Che dire? Non solo siamo al cospetto di due spazi incredibili, come già sapevamo, ma anche di un gruppo di mostre intense, e per certi versi molto vaste. Proprio come accade alla Rubell, dove si è scelto di mettere in scena No man’s land, ovvero il mondo dell’arte senza uomini, ma raccontato da oltre 100 artiste donne, di 28 Paesi differenti, per una geografia transnazionale e transgenerazionale di quello che è stato l’impegno “rosa” nel contemporaneo tra politica, rivendicazioni, resoconti sociali, un pizzico di femminismo (ma c’è decisamente un aspetto più poetico, che serpeggia in tutta la mostra) e sentimento, rabbia, denuncia e anche dolore.

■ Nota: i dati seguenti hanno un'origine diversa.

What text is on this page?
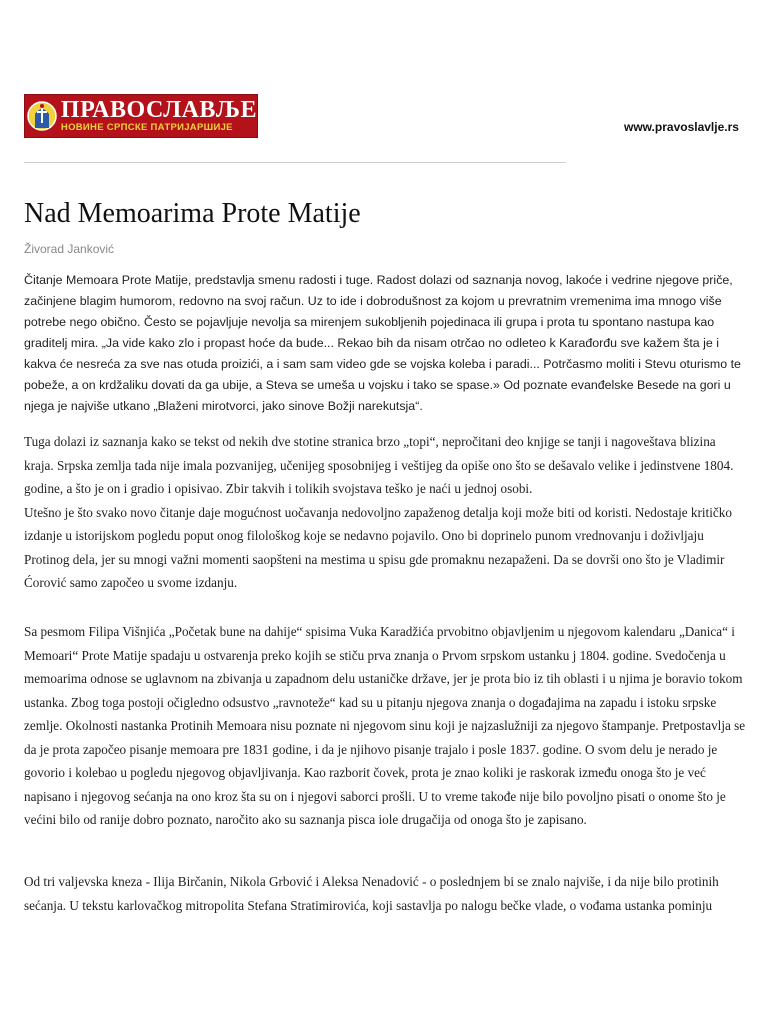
ПРАВОСЛАВЉЕ
НОВИНЕ СРПСКЕ ПАТРИЈАРШИЈЕ	www.pravoslavlje.rs
Nad Memoarima Prote Matije
Živorad Janković

Čitanje Memoara Prote Matije, predstavlja smenu radosti i tuge. Radost dolazi od saznanja novog, lakoće i vedrine njegove priče, začinjene blagim humorom, redovno na svoj račun. Uz to ide i dobrodušnost za kojom u prevratnim vremenima ima mnogo više potrebe nego obično. Često se pojavljuje nevolja sa mirenjem sukobljenih pojedinaca ili grupa i prota tu spontano nastupa kao graditelj mira. „Ja vide kako zlo i propast hoće da bude... Rekao bih da nisam otrčao no odleteo k Karađorđu sve kažem šta je i kakva će nesreća za sve nas otuda proizići, a i sam sam video gde se vojska koleba i paradi... Potrčasmo moliti i Stevu oturismo te pobeže, a on krdžaliku dovati da ga ubije, a Steva se umeša u vojsku i tako se spase.» Od poznate evanđelske Besede na gori u njega je najviše utkano „Blaženi mirotvorci, jako sinove Božji narekutsja“.

Tuga dolazi iz saznanja kako se tekst od nekih dve stotine stranica brzo „topi“, nepročitani deo knjige se tanji i nagoveštava blizina kraja. Srpska zemlja tada nije imala pozvanijeg, učenijeg sposobnijeg i veštijeg da opiše ono što se dešavalo velike i jedinstvene 1804. godine, a što je on i gradio i opisivao. Zbir takvih i tolikih svojstava teško je naći u jednoj osobi.
Utešno je što svako novo čitanje daje mogućnost uočavanja nedovoljno zapaženog detalja koji može biti od koristi. Nedostaje kritičko izdanje u istorijskom pogledu poput onog filološkog koje se nedavno pojavilo. Ono bi doprinelo punom vrednovanju i doživljaju Protinog dela, jer su mnogi važni momenti saopšteni na mestima u spisu gde promaknu nezapaženi. Da se dovrši ono što je Vladimir Ćorović samo započeo u svome izdanju.

Sa pesmom Filipa Višnjića „Početak bune na dahije“ spisima Vuka Karadžića prvobitno objavljenim u njegovom kalendaru „Danica“ i Memoari“ Prote Matije spadaju u ostvarenja preko kojih se stiču prva znanja o Prvom srpskom ustanku j 1804. godine. Svedočenja u memoarima odnose se uglavnom na zbivanja u zapadnom delu ustaničke države, jer je prota bio iz tih oblasti i u njima je boravio tokom ustanka. Zbog toga postoji očigledno odsustvo „ravnoteže“ kad su u pitanju njegova znanja o događajima na zapadu i istoku srpske zemlje. Okolnosti nastanka Protinih Memoara nisu poznate ni njegovom sinu koji je najzaslužniji za njegovo štampanje. Pretpostavlja se da je prota započeo pisanje memoara pre 1831 godine, i da je njihovo pisanje trajalo i posle 1837. godine. O svom delu je nerado je govorio i kolebao u pogledu njegovog objavljivanja. Kao razborit čovek, prota je znao koliki je raskorak između onoga što je već napisano i njegovog sećanja na ono kroz šta su on i njegovi saborci prošli. U to vreme takođe nije bilo povoljno pisati o onome što je većini bilo od ranije dobro poznato, naročito ako su saznanja pisca iole drugačija od onoga što je zapisano.

Od tri valjevska kneza - Ilija Birčanin, Nikola Grbović i Aleksa Nenadović - o poslednjem bi se znalo najviše, i da nije bilo protinih sećanja. U tekstu karlovačkog mitropolita Stefana Stratimirovića, koji sastavlja po nalogu bečke vlade, o vođama ustanka pominju
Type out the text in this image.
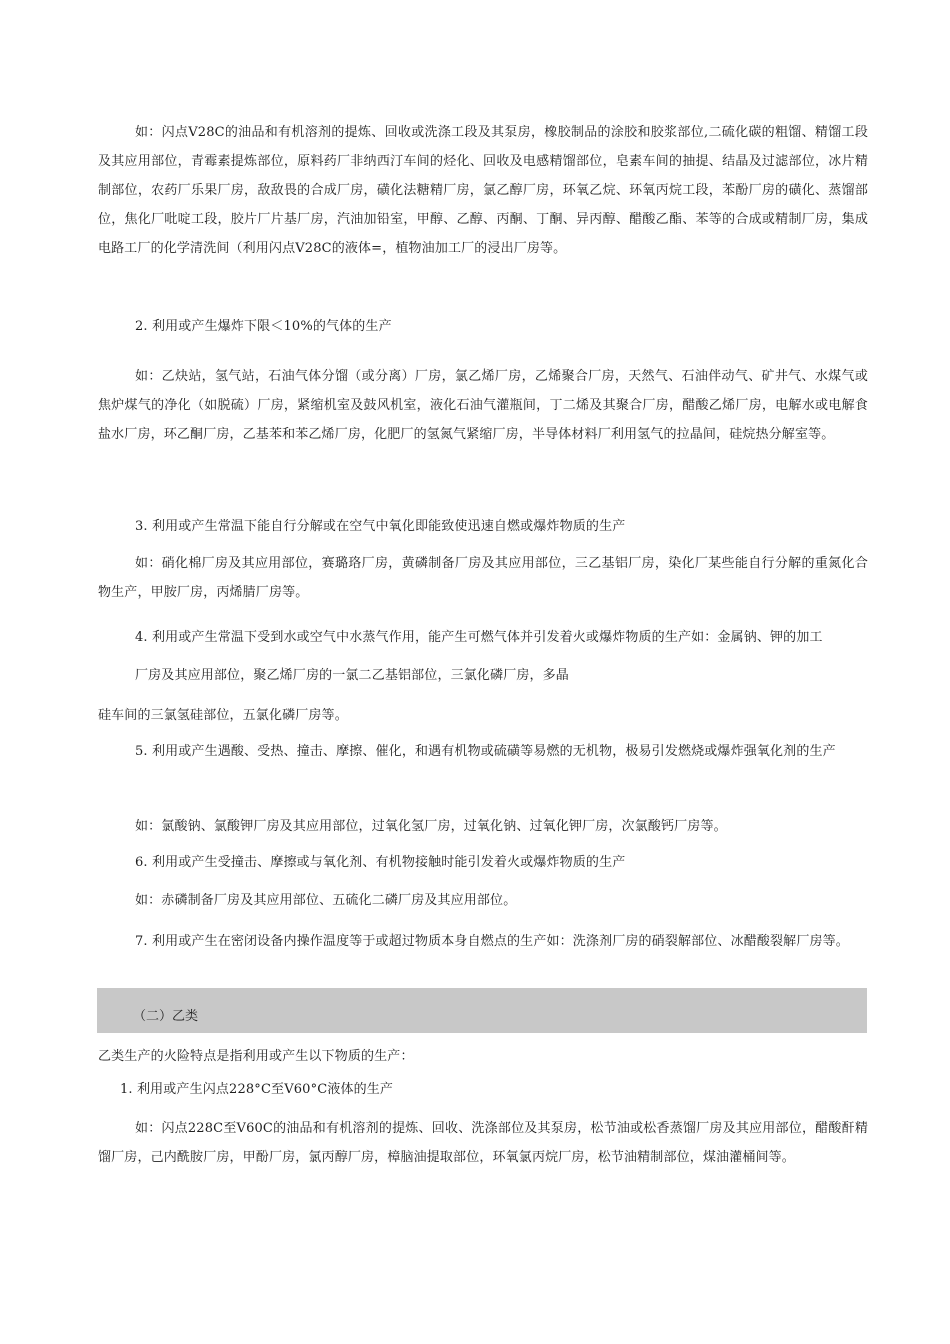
如：闪点V28C的油品和有机溶剂的提炼、回收或洗涤工段及其泵房，橡胶制品的涂胶和胶浆部位,二硫化碳的粗馏、精馏工段及其应用部位，青霉素提炼部位，原料药厂非纳西汀车间的烃化、回收及电感精馏部位，皂素车间的抽提、结晶及过滤部位，冰片精制部位，农药厂乐果厂房，敌敌畏的合成厂房，磺化法糖精厂房，氯乙醇厂房，环氧乙烷、环氧丙烷工段，苯酚厂房的磺化、蒸馏部位，焦化厂吡啶工段，胶片厂片基厂房，汽油加铅室，甲醇、乙醇、丙酮、丁酮、异丙醇、醋酸乙酯、苯等的合成或精制厂房，集成电路工厂的化学清洗间（利用闪点V28C的液体=，植物油加工厂的浸出厂房等。

2. 利用或产生爆炸下限＜10%的气体的生产

如：乙炔站，氢气站，石油气体分馏（或分离）厂房，氯乙烯厂房，乙烯聚合厂房，天然气、石油伴动气、矿井气、水煤气或焦炉煤气的净化（如脱硫）厂房，紧缩机室及鼓风机室，液化石油气灌瓶间，丁二烯及其聚合厂房，醋酸乙烯厂房，电解水或电解食盐水厂房，环乙酮厂房，乙基苯和苯乙烯厂房，化肥厂的氢氮气紧缩厂房，半导体材料厂利用氢气的拉晶间，硅烷热分解室等。

3. 利用或产生常温下能自行分解或在空气中氧化即能致使迅速自燃或爆炸物质的生产

如：硝化棉厂房及其应用部位，赛璐珞厂房，黄磷制备厂房及其应用部位，三乙基铝厂房，染化厂某些能自行分解的重氮化合物生产，甲胺厂房，丙烯腈厂房等。

4. 利用或产生常温下受到水或空气中水蒸气作用，能产生可燃气体并引发着火或爆炸物质的生产如：金属钠、钾的加工

厂房及其应用部位，聚乙烯厂房的一氯二乙基铝部位，三氯化磷厂房，多晶

硅车间的三氯氢硅部位，五氯化磷厂房等。

5. 利用或产生遇酸、受热、撞击、摩擦、催化，和遇有机物或硫磺等易燃的无机物，极易引发燃烧或爆炸强氧化剂的生产

如：氯酸钠、氯酸钾厂房及其应用部位，过氧化氢厂房，过氧化钠、过氧化钾厂房，次氯酸钙厂房等。

6. 利用或产生受撞击、摩擦或与氧化剂、有机物接触时能引发着火或爆炸物质的生产

如：赤磷制备厂房及其应用部位、五硫化二磷厂房及其应用部位。

7. 利用或产生在密闭设备内操作温度等于或超过物质本身自燃点的生产如：洗涤剂厂房的硝裂解部位、冰醋酸裂解厂房等。

（二）乙类

乙类生产的火险特点是指利用或产生以下物质的生产：

1. 利用或产生闪点228°C至V60°C液体的生产

如：闪点228C至V60C的油品和有机溶剂的提炼、回收、洗涤部位及其泵房，松节油或松香蒸馏厂房及其应用部位，醋酸酐精馏厂房，己内酰胺厂房，甲酚厂房，氯丙醇厂房，樟脑油提取部位，环氧氯丙烷厂房，松节油精制部位，煤油灌桶间等。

Il risultato è ottimo, anche se le due sale più belle le scoprirete immediatamente all’entrata, dove è in scena Solange Pessoa e la sua Cathedral (foto sopra), bellissimo lavoro inquietante, struggente e decisamente non per tutti gli stomaci: lunghissimi strascichi di tessuto, pelle e capelli infatti si spiegano e arrotolano in tutta la stanza, ricordandoci vita e storia del ‘900, specialmente se si interpreta il lavoro con uno sguardo europeo.
Decisamente più affollato il piano superiore, anche se gli ottimi lavori non mancano e vanno dalle tele di Marlene Dumas a Cecily Brown, da Jenny Holzer con un truismo inciso su una panchina di marmo, opera ormai seminale, per arrivare a Cady Noland o Hayv Kaharaman.
Impagabile, invece, Anselm Kiefer da Margulies, dove è in scena una selezione di opere tra cui la grandiosa installazione La storia delle felci, di cui potete vedere le fotografie sulla nostra pagina facebook (e in home page). Il grande tedesco, insomma, è sempre una garanzia, così come lo è la poetica installazione della gloria americana Susane Philipsz, altra protagonista delle collezione, dove in permanenza potrete vedere non solo Olafur Eliasson o Dan Flawin, Chamberlain o Jason Rhoades, ma anche i nostri Kounellis e Calzolari.